Même si vous prenez grand soin de bien exposer et composer vos images à la prise de vue, elles ont souvent besoin de quelques petites retouches pour révéler tout leur potentiel : ici, un passage rapide dans Photoshop a permis de nettoyer le ciel et la vitre.

Se pose alors un problème d’ordre déontologique — jusqu’ou peut-on aller sans travestir le contenu et/ou le message d’une image ? Certains ayatollahs du photographiquement correct prônent l’absence de toute manipulation d’images. Toutefois, ils oublient que la prise de vue offre d’emblée de quoi interpréter la réalité à sa guise, moyennant un simple changement de cadrage, point de vue et/ou angle d’éclairage, pour ne pas parler de l’enlèvement ou déplacement préalable d’objets gênants ou des améliorations automatiques opérées à notre insu par le processeur d’image de l’appareil photo.
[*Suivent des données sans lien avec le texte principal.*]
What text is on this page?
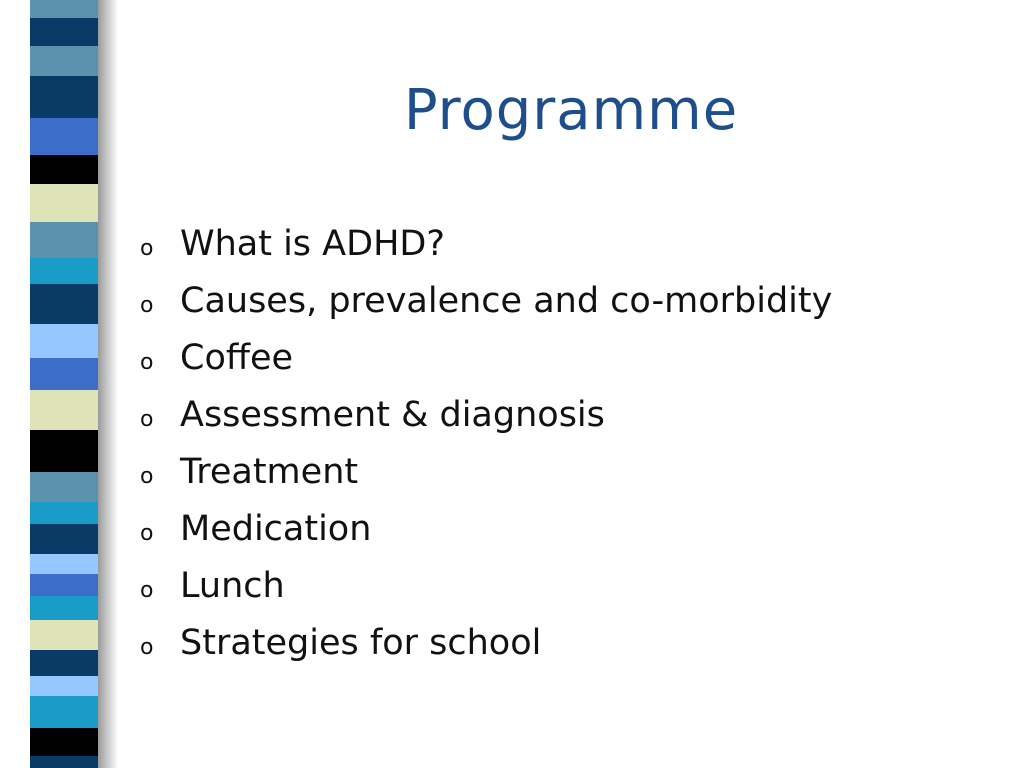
Programme
o What is ADHD?
o Causes, prevalence and co-morbidity
o Coffee
o Assessment & diagnosis
o Treatment
o Medication
o Lunch
o Strategies for school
Même si vous n’avez pas d’avis aussi tranché sur la retouche d’image, vous devez tout de même vous poser des questions sur les modifications à apporter à vos images, et notamment lorsque celles-ci vont au-delà de la simple suppression des poussières.

Depuis plus de vingt ans, le logiciel phare d’Adobe règne en maître parmi les logiciels de retouche, au point que le verbe « photoshopper » a fait une entrée timide dans le vocabulaire contemporain. Mais il est talonné de près par d’autres logiciels, et notamment Photo, Gimp et Photoline.
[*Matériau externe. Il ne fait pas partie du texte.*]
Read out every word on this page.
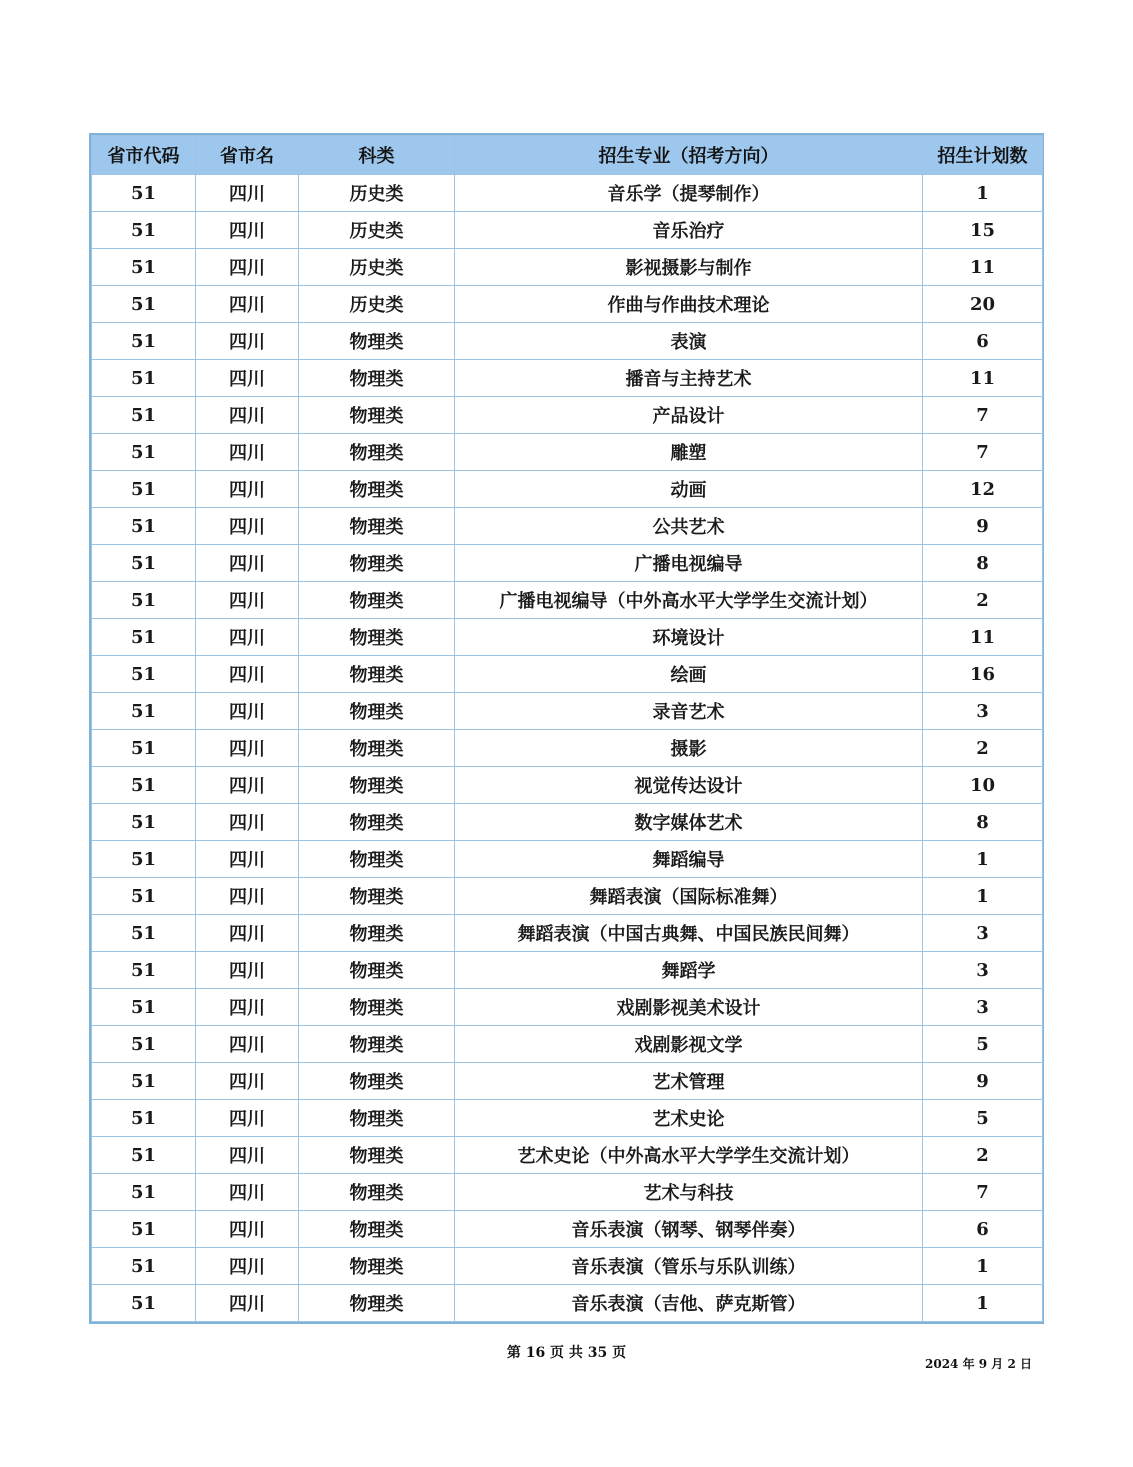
省市代码	省市名	科类	招生专业（招考方向）	招生计划数
51	四川	历史类	音乐学（提琴制作）	1
51	四川	历史类	音乐治疗	15
51	四川	历史类	影视摄影与制作	11
51	四川	历史类	作曲与作曲技术理论	20
51	四川	物理类	表演	6
51	四川	物理类	播音与主持艺术	11
51	四川	物理类	产品设计	7
51	四川	物理类	雕塑	7
51	四川	物理类	动画	12
51	四川	物理类	公共艺术	9
51	四川	物理类	广播电视编导	8
51	四川	物理类	广播电视编导（中外高水平大学学生交流计划）	2
51	四川	物理类	环境设计	11
51	四川	物理类	绘画	16
51	四川	物理类	录音艺术	3
51	四川	物理类	摄影	2
51	四川	物理类	视觉传达设计	10
51	四川	物理类	数字媒体艺术	8
51	四川	物理类	舞蹈编导	1
51	四川	物理类	舞蹈表演（国际标准舞）	1
51	四川	物理类	舞蹈表演（中国古典舞、中国民族民间舞）	3
51	四川	物理类	舞蹈学	3
51	四川	物理类	戏剧影视美术设计	3
51	四川	物理类	戏剧影视文学	5
51	四川	物理类	艺术管理	9
51	四川	物理类	艺术史论	5
51	四川	物理类	艺术史论（中外高水平大学学生交流计划）	2
51	四川	物理类	艺术与科技	7
51	四川	物理类	音乐表演（钢琴、钢琴伴奏）	6
51	四川	物理类	音乐表演（管乐与乐队训练）	1
51	四川	物理类	音乐表演（吉他、萨克斯管）	1
第 16 页 共 35 页
2024 年 9 月 2 日
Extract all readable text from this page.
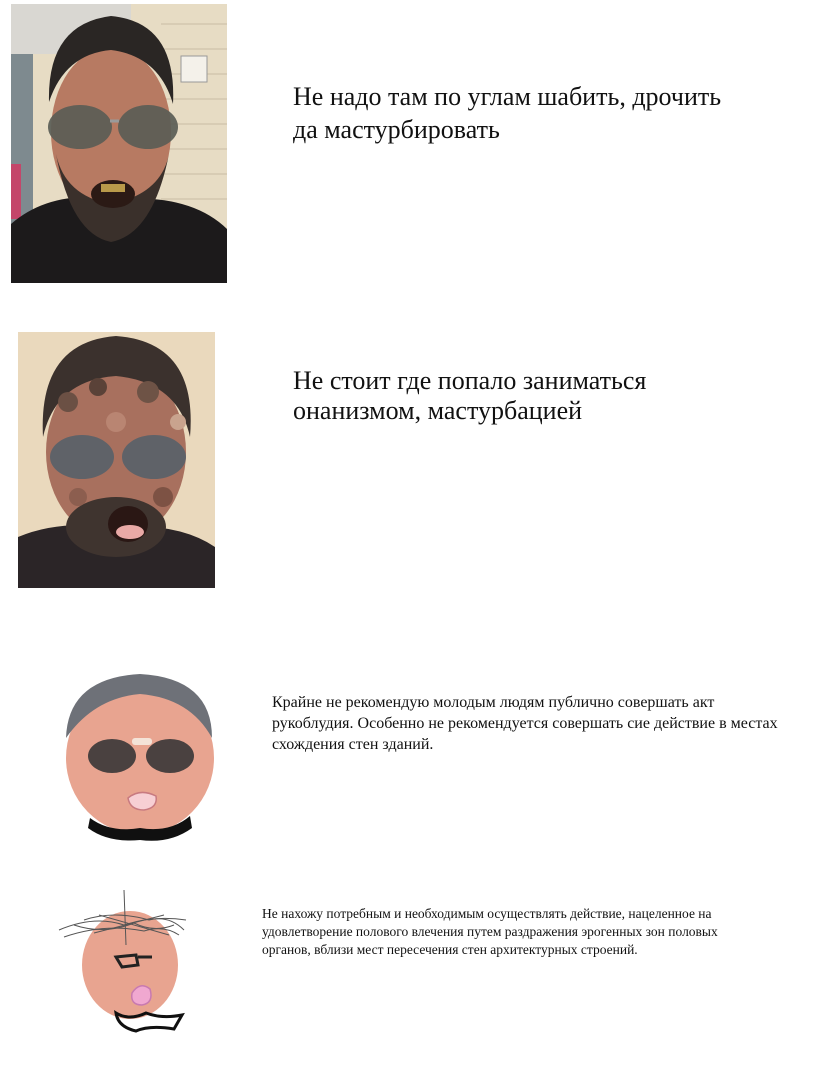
Не надо там по углам шабить, дрочить да мастурбировать

Не стоит где попало заниматься онанизмом, мастурбацией

Крайне не рекомендую молодым людям публично совершать акт рукоблудия. Особенно не рекомендуется совершать сие действие в местах схождения стен зданий.

Не нахожу потребным и необходимым осуществлять действие, нацеленное на удовлетворение полового влечения путем раздражения эрогенных зон половых органов, вблизи мест пересечения стен архитектурных строений.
Pour les photographes de presse, les choix sont plus limités : si l’ajustement des couleurs et des tonalités, la transformation noir et blanc et le recadrage sont tolérés, la suppression ou le remplacement de certains éléments sont à éviter, car ils touchent à l’intégrité de l’image. Dans tous les autres domaines, vous pouvez donner libre cours à votre liberté d’expression. En veillant à ne pas verser dans l’extrême inverse — la maxime « autant que nécessaire, mais aussi peu que possible » s’applique également à la retouche d’image.